Product Description
Super Rare Actual 1979 Japanese First Pressing Of The Titanic Seventh AC/DC LP! Vinyl & Cover Very Well Cared For And Preserved For Over 43 Years!! Includes Insert With Lyrics In English & Japanese.
AC/DC At Their Peak ~ The Final Album With Bon Scott Features “Highway To Hell”, “Girls Got Rhythm”, “Touch Too Much”, “If You Want Blood (You’ve Got It)”, “Night Prowler” & More.
Condition – Vinyl: EXCELLENT! Couple of very light surface marks on Side 1, which do not affect play at all. Sounds and plays NEAR MINT!
Condition – Cover: EXCELLENT! Some foxing on back, creased corner.

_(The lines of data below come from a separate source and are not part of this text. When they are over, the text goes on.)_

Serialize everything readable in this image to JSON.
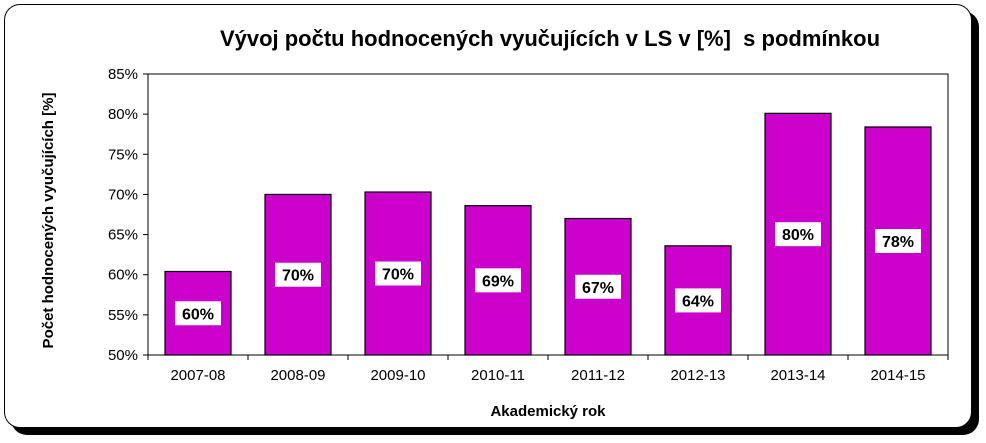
{
  "chart_data": {
    "type": "bar",
    "title": "Vývoj počtu hodnocených vyučujících v LS v [%]  s podmínkou",
    "xlabel": "Akademický rok",
    "ylabel": "Počet  hodnocených  vyučujících [%]",
    "categories": [
      "2007-08",
      "2008-09",
      "2009-10",
      "2010-11",
      "2011-12",
      "2012-13",
      "2013-14",
      "2014-15"
    ],
    "values": [
      60.4,
      70.0,
      70.3,
      68.6,
      67.0,
      63.6,
      80.1,
      78.4
    ],
    "data_labels": [
      "60%",
      "70%",
      "70%",
      "69%",
      "67%",
      "64%",
      "80%",
      "78%"
    ],
    "ylim": [
      50,
      85
    ],
    "yticks": [
      "50%",
      "55%",
      "60%",
      "65%",
      "70%",
      "75%",
      "80%",
      "85%"
    ],
    "grid": false,
    "legend": "none",
    "bar_color": "#cc00cc"
  }
}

Japanese vinyl pressings are highly sought after by audiophiles and collectors, due to their premium sound quality and beautifully presented packaging. The sonic quality of Japanese records is regarded as the best in the world. No wonder all the original Mobile Fidelity Sound Lab records were pressed in Japan! The covers are printed on better quality heavy stock paper too. Top condition Japanese pressings are becoming scarcer ~ therefore more collectable and valuable every year.
Side 1:
Highway To Hell
Girls Got Rhythm
Walk All Over You
Touch Too Much
Beating Around The Bush
Side 2:
Shot Down In Flames
Get It Hot
If You Want Blood (You’ve Got It)
Love Hungry Man
Night Prowler
AMG –
Highway to Hell is a last testament to Bon Scott, going to go out in a blaze of glory! Filtered through Mutt Langes mixing board, AC/DC has never sounded so enormous! Of course, Highway to Hell is the final album AC/DC recorded with Bon Scott, the lead singer who provided the group with a fair share of its signature sleaze. Just months after its release, Scott literally partied himself to death (the official cause cited as acute alcohol poisoning) after a night of drinking, a rock & roll fatality that took no imagination to predict. In light of his passing, it's hard not to see Highway to Hell as a last testament of sorts, being that it was his last work and all, and if Scott was going to go out in a blaze of glory, this certainly was the way to do it. This is a veritable rogue's gallery of deviance, from cheerfully clumsy sex talk and drinking anthems to general outlandish behavior. It's tempting to say that Scott might have been prescient about his end -- or to see the title track as ominous in the wake of his death -- trying to spill it all out on paper, but it's more accurate to say that the ride had just gotten very fast and very wild for AC/DC, and he was simply flying high. After all, it wasn't just Scott who reached a new peak on Highway to Hell; so did the Young brothers, crafting their monster riffs into full-fledged, undeniable songs. This is their best set of songs yet, from the incessant, intoxicating boogie of "Girls Got Rhythm" to "If You Want Blood (You've Got It)." Some of the credit should also go to Robert John "Mutt" Lange, who gives the album a precision and magnitude that the Vanda & Young LPs lacked in their grimy charm. Filtered through Mutt's mixing board, AC/DC has never sounded so enormous, and they've never had such great songs, and they had never delivered an album as singularly bone-crunching or classic as this until now.